Revista Cultura y Ocio

El rayo que no cesa

Publicado el 02 diciembre 2021 por Rubencastillo
El rayo que no cesa

Leí por primera vez El rayo que no cesa cuando llevaba muy pocas semanas en la universidad de Murcia: quizá hablamos de diciembre de 1985, quizá de enero de 1986. Recuerdo que me embriagó el poderío de aquellos poemas perfectos (o perfectísimos, por decirlo con un superlativo aleixandrino); pero ignoraba aún de qué forma la influencia de aquel libro se iría extendiendo durante años, durante décadas, en mi vida.
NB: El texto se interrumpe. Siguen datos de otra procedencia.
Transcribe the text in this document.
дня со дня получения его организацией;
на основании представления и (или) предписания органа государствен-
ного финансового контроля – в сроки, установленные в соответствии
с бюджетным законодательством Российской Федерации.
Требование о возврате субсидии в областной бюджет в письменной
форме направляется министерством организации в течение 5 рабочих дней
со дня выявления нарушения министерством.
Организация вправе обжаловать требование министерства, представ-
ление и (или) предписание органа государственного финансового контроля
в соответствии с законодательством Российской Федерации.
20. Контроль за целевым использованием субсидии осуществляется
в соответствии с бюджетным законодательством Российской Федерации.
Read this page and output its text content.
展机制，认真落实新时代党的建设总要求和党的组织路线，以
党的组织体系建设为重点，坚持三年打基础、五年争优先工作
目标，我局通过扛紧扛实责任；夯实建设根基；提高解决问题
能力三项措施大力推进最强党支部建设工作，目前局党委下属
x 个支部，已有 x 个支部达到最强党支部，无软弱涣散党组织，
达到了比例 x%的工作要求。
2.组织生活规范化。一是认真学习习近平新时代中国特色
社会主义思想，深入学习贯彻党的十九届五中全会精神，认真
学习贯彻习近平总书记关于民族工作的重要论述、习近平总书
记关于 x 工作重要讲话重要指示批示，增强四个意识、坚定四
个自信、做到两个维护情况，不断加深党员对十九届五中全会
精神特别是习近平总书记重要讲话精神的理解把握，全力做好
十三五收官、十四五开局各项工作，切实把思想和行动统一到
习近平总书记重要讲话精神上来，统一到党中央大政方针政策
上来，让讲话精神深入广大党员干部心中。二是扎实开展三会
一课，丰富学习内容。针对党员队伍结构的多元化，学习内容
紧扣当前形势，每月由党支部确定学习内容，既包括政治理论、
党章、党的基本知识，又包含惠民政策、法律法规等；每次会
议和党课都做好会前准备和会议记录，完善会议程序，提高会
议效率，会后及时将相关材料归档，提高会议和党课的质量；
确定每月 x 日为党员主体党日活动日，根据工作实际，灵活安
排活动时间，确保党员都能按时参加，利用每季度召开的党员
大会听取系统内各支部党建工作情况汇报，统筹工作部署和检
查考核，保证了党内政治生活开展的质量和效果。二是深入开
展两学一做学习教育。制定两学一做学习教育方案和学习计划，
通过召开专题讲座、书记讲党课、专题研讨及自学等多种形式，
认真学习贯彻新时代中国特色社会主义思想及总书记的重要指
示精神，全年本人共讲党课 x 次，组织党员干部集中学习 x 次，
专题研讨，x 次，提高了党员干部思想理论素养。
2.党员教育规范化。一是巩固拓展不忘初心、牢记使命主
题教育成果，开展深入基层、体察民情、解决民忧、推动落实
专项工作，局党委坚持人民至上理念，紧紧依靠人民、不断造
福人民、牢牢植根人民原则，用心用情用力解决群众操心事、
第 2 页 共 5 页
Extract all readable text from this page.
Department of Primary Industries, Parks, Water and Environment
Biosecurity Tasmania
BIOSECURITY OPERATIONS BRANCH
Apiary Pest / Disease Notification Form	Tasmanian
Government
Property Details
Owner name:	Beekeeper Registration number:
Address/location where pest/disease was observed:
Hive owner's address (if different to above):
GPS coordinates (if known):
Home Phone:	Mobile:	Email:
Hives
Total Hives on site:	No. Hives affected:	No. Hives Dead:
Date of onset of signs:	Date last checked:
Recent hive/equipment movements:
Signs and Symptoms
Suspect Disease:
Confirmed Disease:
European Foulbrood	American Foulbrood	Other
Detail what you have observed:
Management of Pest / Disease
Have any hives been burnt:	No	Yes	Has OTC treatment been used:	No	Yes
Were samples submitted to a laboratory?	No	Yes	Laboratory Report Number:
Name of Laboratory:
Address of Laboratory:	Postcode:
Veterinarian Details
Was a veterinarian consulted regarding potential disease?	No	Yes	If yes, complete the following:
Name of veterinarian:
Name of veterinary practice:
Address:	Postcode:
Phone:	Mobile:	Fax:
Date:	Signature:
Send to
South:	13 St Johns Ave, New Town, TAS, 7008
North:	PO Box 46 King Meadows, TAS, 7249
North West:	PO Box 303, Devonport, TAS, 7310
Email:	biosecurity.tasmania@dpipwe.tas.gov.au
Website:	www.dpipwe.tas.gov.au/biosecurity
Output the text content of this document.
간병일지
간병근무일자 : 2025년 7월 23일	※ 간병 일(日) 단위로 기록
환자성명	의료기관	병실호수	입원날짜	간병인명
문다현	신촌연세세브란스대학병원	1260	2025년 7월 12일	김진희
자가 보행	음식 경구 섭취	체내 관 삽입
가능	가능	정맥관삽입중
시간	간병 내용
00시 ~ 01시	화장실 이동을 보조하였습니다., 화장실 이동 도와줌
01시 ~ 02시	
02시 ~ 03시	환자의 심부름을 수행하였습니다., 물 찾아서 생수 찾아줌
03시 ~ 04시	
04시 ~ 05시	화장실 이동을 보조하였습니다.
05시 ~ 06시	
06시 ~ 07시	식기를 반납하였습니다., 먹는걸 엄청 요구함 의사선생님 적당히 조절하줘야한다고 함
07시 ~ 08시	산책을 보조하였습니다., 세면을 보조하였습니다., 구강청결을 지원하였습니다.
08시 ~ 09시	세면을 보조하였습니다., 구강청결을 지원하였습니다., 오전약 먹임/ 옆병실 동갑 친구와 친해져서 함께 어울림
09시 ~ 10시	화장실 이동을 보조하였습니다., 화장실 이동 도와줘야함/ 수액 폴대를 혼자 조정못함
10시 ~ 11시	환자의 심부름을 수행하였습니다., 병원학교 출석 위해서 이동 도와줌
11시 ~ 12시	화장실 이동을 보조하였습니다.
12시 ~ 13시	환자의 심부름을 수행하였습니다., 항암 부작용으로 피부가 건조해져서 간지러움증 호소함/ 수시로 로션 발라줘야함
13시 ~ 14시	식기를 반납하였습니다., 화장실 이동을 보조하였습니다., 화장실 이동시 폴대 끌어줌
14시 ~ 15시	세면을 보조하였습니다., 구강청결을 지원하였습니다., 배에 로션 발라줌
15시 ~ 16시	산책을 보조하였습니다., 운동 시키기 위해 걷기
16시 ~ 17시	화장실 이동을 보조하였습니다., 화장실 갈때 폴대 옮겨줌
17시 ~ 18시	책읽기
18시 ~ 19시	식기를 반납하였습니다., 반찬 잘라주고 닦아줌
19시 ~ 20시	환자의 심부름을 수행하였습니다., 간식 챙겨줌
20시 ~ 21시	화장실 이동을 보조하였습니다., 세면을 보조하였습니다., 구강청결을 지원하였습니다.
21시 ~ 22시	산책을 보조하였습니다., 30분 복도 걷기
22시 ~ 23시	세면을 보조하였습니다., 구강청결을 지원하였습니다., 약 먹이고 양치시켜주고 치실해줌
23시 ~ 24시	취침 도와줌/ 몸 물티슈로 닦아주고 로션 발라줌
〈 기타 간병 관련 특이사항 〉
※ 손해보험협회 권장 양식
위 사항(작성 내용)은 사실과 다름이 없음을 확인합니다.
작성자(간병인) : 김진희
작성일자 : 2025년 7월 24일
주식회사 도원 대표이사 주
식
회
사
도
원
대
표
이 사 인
Lo recordé al leer Un carnívoro cuchillo, de Francisco Umbral (que se inspiraba en un verso del poema 1); lo recordé al leer El tiempo amarillo, de Fernando Fernán Gómez (que se inspiraba en otro verso del mismo poema); lo recordé al leer Región volcánica del toro, de Diego García López (que acudía para su bautismo a un verso del poema 14); y lo recordé, con mucha mayor amargura y con infinita tristeza silenciosa, cuando se murió mi amigo José Cantabella y releí la “Elegía” que Miguel Hernández le dedicó a Ramón Sijé.

Sin disponer de datos biográficos (todavía no había profundizado en la figura del escritor oriolano), comprendí que el poeta hablaba obsesivamente de sus desengaños amorosos: de la mujer que, esquiva o directamente inaccesible, convertía su amor fogoso, su voluntad táctil, su ansiedad erótica, en un charco continuo de frustraciones. Querer tocar y no ser aceptado. Querer besar y sufrir el desdén del respingo. El toro que embiste y es burlado. La naturaleza, en fin, contra la mojigatería. Pero, además de la impresión temática que me produjo, lo más duradero de aquella lectura fue la impronta estilística que me dejó en los ojos. Qué increíble musicalidad lograba, qué soberbios encabalgamientos, qué versos tan rotundos, qué magia de sugerencias y metáforas. Sabiéndose catarata del Niágara, quiso Miguel Hernández constreñirse a los cajones del soneto para depurar su dicción, para exigirse más en menos(creo que me explico). En aquellas casas de catorce tablas (como definía los sonetos su amigo Pablo Neruda) tenían que colocarse los muebles exactos, iluminados con exactitud. Solamente así podía sentirse poeta poderoso y concentrado, claro y oscuro a la vez.

Lo consiguió, sin duda, de manera insuperable.